The hidden costs of ObamaCare
Higher premiums could really kneecap the economic recovery
ObamaCare has delivered another sucker punch to the middle class. This time it's sticker shock.
Now that most people can get past the tech problems of HealthCare.gov and actually see the real cost of insurance plans available, they are finding that Affordable Care is a big hit to the family budget. And when the family budget gets hit in the solar plexus, guess what happens to consumer spending and the economy?
In California, policies for about 900,000 Californians are being canceled because of ObamaCare's mandates, and about two-thirds of these do not qualify for subsidies, according to The Chicago Tribune. The result: These folks will be paying higher premiums.
In Alabama, premiums have doubled for some middle-class families, like that of Courtney Long, a stay-at-home mother of four. She told WHNT News, "It's devastating. I started crying."
"I mean, we have worked so hard to get out of credit card debt, get ahead on the car loan, transfer our mortgage to a 15- from a 30-year mortgage… and for what?”
In Tennessee, GOP Sen. Lamar Alexander issued an analysis of a White House report and found the following:
- Today, a 27-year-old man in Memphis can buy a plan for as low as $41 a month. On the exchange, the lowest state average is $119 a month — a 190 percent increase.
- Today, a 27-year-old woman in Nashville can also buy a plan for as low as $58 a month. On the exchange, the lowest-priced plan in Nashville is $114 a month — a 97 percent increase. Even with a tax subsidy, that plan is $104 a month, almost twice what she could pay today.
- Today, women in Nashville can choose from 30 insurance plans that cost less than the administration says insurance plans on the exchange will cost, even with the new tax subsidy.
- In Nashville, 105 insurance plans offered today will not be available in the exchange.
In Washington state, ObamaCare will increase the underlying cost of individually purchased health insurance by 34 to 80 percent on average, according to Forbes.
The list goes on and on and includes Texas, Florida, New York, Illinois, Georgia, and North Carolina.

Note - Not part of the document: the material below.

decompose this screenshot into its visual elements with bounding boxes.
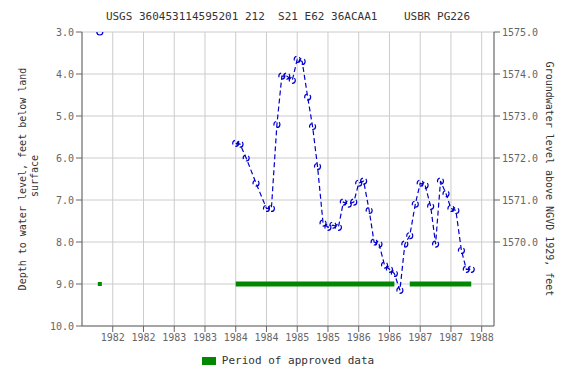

But premiums are just the beginning. The deductibles are outrageous, too.
A recent article in The New York Times tells the story of Doug and Ginger Chapman, ages 55 and 54, a middle-class couple "sitting on the health care cliff." Their annual income of around $100,000 a year makes them ineligible for a subsidy in New Hampshire (if they earned under $94,000, it would cut their costs by half). They have to replace their family insurance which includes the two of them and their two sons. The premium cost alone, not including any deductible, is $1,000 a month, or 12 percent of their income.
The Times' analysis found the following:
The cost of premiums for people who just miss qualifying for subsidies rises rapidly for people in their 50s and 60s. In some places, prices can quickly approach 20 percent of a person's income. Experts consider health insurance unaffordable once it exceeds 10 percent of annual income. By that measure, a 50-year-old making $50,000 a year, or just above the qualifying limit for assistance, would find the cheapest available plan to be unaffordable in more than 170 counties around the country, ranging from Anchorage to Jackson, Miss. [The New York Times]
The other group that gets disproportionately hit is the young, according to Forbes. For a 40-year-old, the 2013 average deductible was $4,045, and the monthly cost increased 29 percent to $309. For a 64-year-old man, the monthly cost of a plan with a $3,494 deductible increased 64 percent to $806.
If even a fraction of the middle class and upper middle income earners divert some of their discretionary dollars to pay for health care, it will have a significant impact on consumer spending. What will that mean for the economy? Consumer spending accounts for about 70 percent of the nation's GDP, although experts say that number is likely to decline.
The top 20 percent of income earners account for about 40 percent of all spending in the U.S. When you increase the costs of health care and the new taxes associated with ObamaCare, you can hear the wallets closing.